Brianna swims for Emmaus Aquatic Club, which participates in USA Swimming meets. She  swims freestyle and breaststroke events for Short Course and Long Course Swimming through Mid-Atlantic Swimming. She runs track for SLMS and wants to swim and run at SLHS, as well as join Student Government. 

“I am excited about contributing to events that I can volunteer my time with. It is a way for me to give back to my school, outside sports,” Brianna said. “I didn’t realize that Katie is so well-rounded. She did various activities and sports and didn’t start to specialize in swimming until she was 12. That really hit home for me, because I was someone who came late to swimming as well. I was 12 when I started swimming competitively. My long term goal is to swim in college.”

The teachers understand the importance of students developing well rounded skills. Mrs. Halloran said she was a cheerleader at rival Salisbury High School. She earned a BS in Secondary English Education from East Stroudsburg University and a Master’s in Education from Arcadia University. She taught 15 years at North Penn School District before joining the SLMS faculty six years ago. She also advises NJHS (National Junior Honor Society).

Mrs. Halloran said she took on STUCO because, “I like bringing out the leadership ability in kids, showing them that they have the ability to make a difference. It’s great to see how many of them really grow during the time that we work with them.”

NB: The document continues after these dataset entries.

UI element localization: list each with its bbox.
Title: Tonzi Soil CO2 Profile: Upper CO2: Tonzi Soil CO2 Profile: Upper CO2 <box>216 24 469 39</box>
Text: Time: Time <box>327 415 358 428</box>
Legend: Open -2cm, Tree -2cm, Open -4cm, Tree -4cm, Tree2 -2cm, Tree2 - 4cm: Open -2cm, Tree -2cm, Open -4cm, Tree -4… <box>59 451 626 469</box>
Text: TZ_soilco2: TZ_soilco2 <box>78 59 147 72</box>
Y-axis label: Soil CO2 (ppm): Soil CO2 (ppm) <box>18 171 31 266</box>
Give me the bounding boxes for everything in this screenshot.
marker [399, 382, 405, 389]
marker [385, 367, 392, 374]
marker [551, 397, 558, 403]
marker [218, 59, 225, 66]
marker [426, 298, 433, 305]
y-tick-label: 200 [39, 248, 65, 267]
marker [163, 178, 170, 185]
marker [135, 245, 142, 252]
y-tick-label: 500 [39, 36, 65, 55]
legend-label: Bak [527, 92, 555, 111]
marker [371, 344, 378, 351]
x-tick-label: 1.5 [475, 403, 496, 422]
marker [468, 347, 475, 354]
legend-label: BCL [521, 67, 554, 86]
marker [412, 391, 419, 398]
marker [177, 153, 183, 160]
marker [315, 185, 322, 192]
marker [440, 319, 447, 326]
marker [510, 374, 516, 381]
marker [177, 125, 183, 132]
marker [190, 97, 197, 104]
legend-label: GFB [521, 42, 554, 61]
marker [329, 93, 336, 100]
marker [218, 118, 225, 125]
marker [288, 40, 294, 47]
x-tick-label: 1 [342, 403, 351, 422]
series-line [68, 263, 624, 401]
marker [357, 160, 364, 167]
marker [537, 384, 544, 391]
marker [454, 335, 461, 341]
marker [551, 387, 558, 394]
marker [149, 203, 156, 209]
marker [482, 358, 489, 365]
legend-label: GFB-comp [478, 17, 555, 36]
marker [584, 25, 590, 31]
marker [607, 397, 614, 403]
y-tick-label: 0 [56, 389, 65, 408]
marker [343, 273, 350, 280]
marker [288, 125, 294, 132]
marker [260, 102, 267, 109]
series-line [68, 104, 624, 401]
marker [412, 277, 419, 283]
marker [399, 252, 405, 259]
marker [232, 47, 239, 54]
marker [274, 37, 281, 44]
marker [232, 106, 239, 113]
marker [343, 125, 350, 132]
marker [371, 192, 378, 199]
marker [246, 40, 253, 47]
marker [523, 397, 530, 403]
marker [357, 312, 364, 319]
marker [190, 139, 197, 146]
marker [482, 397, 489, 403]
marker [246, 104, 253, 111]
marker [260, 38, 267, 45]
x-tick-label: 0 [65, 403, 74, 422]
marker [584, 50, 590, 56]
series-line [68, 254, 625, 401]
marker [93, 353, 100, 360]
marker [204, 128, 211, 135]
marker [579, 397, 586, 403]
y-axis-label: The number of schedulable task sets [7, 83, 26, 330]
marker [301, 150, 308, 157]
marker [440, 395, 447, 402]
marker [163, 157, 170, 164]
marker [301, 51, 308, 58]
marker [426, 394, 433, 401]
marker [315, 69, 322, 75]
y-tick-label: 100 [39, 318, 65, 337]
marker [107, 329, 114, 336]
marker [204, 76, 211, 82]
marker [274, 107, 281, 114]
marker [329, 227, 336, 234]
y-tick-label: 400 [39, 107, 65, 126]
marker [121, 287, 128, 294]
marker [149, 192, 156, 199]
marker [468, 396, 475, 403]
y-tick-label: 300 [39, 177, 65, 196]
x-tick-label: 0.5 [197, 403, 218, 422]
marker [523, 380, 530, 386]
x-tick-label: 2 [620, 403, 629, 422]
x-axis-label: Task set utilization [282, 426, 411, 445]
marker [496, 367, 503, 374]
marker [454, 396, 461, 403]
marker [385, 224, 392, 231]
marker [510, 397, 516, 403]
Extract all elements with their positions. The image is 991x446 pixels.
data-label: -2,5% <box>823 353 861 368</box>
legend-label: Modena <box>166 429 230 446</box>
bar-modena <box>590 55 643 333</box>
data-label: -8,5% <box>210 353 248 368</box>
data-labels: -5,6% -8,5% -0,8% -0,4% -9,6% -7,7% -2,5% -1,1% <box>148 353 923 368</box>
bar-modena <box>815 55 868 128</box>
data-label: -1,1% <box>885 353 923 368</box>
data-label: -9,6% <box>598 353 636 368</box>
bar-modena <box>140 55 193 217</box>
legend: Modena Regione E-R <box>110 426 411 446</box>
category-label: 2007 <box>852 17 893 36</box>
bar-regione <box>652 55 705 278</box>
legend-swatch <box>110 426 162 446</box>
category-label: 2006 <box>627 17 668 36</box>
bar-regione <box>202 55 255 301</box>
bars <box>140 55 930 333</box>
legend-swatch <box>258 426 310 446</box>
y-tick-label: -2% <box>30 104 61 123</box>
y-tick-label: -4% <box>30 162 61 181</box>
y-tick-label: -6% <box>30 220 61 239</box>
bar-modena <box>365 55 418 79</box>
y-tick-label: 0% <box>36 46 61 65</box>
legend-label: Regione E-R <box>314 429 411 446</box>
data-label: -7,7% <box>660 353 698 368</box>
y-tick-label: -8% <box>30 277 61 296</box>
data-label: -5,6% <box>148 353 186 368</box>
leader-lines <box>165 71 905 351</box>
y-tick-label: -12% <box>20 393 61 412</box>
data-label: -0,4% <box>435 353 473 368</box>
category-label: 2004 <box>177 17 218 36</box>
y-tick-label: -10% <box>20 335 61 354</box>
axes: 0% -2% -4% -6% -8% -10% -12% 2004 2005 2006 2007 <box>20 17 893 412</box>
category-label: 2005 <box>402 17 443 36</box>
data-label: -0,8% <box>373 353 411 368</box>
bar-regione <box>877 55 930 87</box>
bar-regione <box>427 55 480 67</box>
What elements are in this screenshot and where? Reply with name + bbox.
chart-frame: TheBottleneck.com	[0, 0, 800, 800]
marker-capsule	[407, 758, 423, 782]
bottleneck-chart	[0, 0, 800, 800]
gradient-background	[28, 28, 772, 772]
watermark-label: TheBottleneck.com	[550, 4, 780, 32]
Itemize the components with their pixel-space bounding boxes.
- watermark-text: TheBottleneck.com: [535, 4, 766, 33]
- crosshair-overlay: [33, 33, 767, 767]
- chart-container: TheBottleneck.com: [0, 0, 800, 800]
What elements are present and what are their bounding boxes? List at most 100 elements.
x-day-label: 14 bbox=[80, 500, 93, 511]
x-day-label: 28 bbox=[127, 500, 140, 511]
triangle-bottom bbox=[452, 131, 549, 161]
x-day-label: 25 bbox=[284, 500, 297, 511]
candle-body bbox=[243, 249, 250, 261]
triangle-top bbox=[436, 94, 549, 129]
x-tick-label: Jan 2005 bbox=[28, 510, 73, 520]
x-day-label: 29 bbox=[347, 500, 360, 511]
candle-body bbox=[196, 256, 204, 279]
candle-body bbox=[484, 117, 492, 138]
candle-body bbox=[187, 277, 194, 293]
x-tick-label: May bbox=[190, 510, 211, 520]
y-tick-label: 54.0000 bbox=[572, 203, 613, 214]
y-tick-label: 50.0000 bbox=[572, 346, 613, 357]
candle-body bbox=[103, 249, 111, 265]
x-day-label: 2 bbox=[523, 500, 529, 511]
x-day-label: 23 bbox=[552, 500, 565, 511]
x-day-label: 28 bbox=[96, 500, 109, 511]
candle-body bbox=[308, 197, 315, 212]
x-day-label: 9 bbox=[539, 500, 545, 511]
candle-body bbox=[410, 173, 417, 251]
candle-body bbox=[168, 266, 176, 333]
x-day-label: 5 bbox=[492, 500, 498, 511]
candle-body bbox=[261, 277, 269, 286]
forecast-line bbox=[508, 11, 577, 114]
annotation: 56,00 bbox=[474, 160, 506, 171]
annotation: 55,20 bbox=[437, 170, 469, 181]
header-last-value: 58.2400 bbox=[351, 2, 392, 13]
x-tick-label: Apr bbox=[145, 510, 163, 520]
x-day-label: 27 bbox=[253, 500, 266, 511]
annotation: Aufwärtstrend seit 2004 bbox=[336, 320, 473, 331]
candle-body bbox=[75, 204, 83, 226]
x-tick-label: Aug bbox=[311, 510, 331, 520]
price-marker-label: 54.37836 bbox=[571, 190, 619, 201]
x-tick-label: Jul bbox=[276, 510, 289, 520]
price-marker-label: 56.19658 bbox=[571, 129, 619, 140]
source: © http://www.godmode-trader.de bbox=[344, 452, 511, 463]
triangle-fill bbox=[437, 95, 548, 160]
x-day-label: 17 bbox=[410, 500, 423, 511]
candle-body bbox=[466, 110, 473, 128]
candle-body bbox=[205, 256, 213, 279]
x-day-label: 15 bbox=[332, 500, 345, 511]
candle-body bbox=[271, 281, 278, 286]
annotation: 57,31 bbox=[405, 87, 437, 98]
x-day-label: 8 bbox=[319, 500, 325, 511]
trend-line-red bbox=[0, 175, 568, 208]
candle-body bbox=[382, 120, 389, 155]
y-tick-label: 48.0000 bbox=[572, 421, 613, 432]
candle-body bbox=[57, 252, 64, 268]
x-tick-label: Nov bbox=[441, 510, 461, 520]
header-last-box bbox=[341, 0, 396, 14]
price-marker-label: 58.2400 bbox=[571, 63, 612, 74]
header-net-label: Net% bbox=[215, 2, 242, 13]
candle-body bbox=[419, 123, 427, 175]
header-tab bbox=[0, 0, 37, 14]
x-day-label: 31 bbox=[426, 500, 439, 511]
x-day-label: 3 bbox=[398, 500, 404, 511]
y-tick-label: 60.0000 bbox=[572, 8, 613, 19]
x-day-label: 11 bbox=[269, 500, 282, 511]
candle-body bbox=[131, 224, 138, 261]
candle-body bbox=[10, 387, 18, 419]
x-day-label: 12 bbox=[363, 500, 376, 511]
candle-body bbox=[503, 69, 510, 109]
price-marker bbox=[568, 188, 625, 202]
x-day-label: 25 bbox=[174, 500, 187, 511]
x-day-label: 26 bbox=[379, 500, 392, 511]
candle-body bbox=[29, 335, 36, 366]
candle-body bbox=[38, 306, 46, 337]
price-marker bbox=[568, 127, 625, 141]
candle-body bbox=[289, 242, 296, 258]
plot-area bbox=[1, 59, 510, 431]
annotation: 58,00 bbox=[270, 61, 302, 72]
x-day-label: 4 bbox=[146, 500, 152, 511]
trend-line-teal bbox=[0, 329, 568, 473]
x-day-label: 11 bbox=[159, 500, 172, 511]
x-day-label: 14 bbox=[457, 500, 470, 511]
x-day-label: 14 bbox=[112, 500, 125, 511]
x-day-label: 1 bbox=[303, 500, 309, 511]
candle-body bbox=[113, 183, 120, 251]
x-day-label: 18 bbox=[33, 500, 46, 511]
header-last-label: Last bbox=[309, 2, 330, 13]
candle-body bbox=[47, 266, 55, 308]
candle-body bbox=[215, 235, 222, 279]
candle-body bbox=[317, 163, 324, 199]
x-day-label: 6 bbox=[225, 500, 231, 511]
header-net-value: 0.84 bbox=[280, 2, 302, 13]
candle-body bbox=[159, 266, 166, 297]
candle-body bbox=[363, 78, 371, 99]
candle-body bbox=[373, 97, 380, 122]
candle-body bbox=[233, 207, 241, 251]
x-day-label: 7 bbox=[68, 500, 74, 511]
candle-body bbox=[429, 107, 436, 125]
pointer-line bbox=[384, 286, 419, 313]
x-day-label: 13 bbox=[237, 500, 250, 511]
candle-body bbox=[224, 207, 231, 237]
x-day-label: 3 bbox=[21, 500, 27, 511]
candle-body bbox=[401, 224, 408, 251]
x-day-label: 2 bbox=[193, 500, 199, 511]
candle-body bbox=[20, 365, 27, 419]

Sra. González has worked at SLMS for 15 years and currently teaches seventh grade Exploratory Spanish and eighth grade Level I Spanish. She grew up in a small town north of New York City, where she attended Monroe-Woodbury High School and played volleyball and basketball. She also loves biking, hiking, and running. She earned her BA in psychology at Lehigh University and a Master’s in Spanish at Millersville University. Before joining the SLMS faculty, she worked as a research editor for Rodale Press in Emmaus, specifically Prevention Magazine.

STUCO keeps a busy schedule all year long. Members organize three dances a year; help with pep rallies, some assemblies, Open House, Red Ribbon Week, Orientation, Hoops for Heart for the Sassy Massey Tournament, the end-of-year picnic, and Party on Preston. They also organize TinyTHON (in support of the high school’s MiniTHON). They visit the two elementary schools and intermediate school to read with students for Read Across America. They also write petitions to change things, such as academic team names, which are now Greek letters. 

“My favorite thing about STUCO is getting to help around the school and being trusted with a lot of responsibilities,” said Keelen. “I also love working with others and figuring out how to overcome challenges. I have gained leadership, determination, and responsibility from being on the Student Council. I remember when we came up from the intermediate school for a tour of the middle school, I thought it was so cool how the Student Council members were showing us around. I wanted to do what they were doing and have the opportunity to be a leader and help others out. I would love to join the Student Council at the high school or join some club that will help out the school and give us the opportunity to be leaders and have lots of responsibilities.”

During the interview, students learned that Katie is currently training at home by stretching, doing some cardio and lifting weights. The 2020 Olympics have been postponed for a year and Olympic length pools (50 meters) are closed for the pandemic. 

“She adjusted her training by doing more dryland workouts,” Brianna said. “There are other global meets for her all year round. She gave me exercise ideas for dryland workouts since we can’t get in the pool. It’s hard to maintain the same level of activity that I was used to during this time. I found that very helpful. She also gave great advice about how to mentally handle a bad swim. We can’t always drop time in every race. It’s important to review each race with your coach for stroke technique advice.” 

Readers with access can watch the video here.

I found it extremely motivating and inspiring. As a swimmer, I find her amazing, but as a person, she was so down to earth and easy to talk to,” Brianna said. “She really seemed to enjoy our call and said that we asked better questions than most journalists.”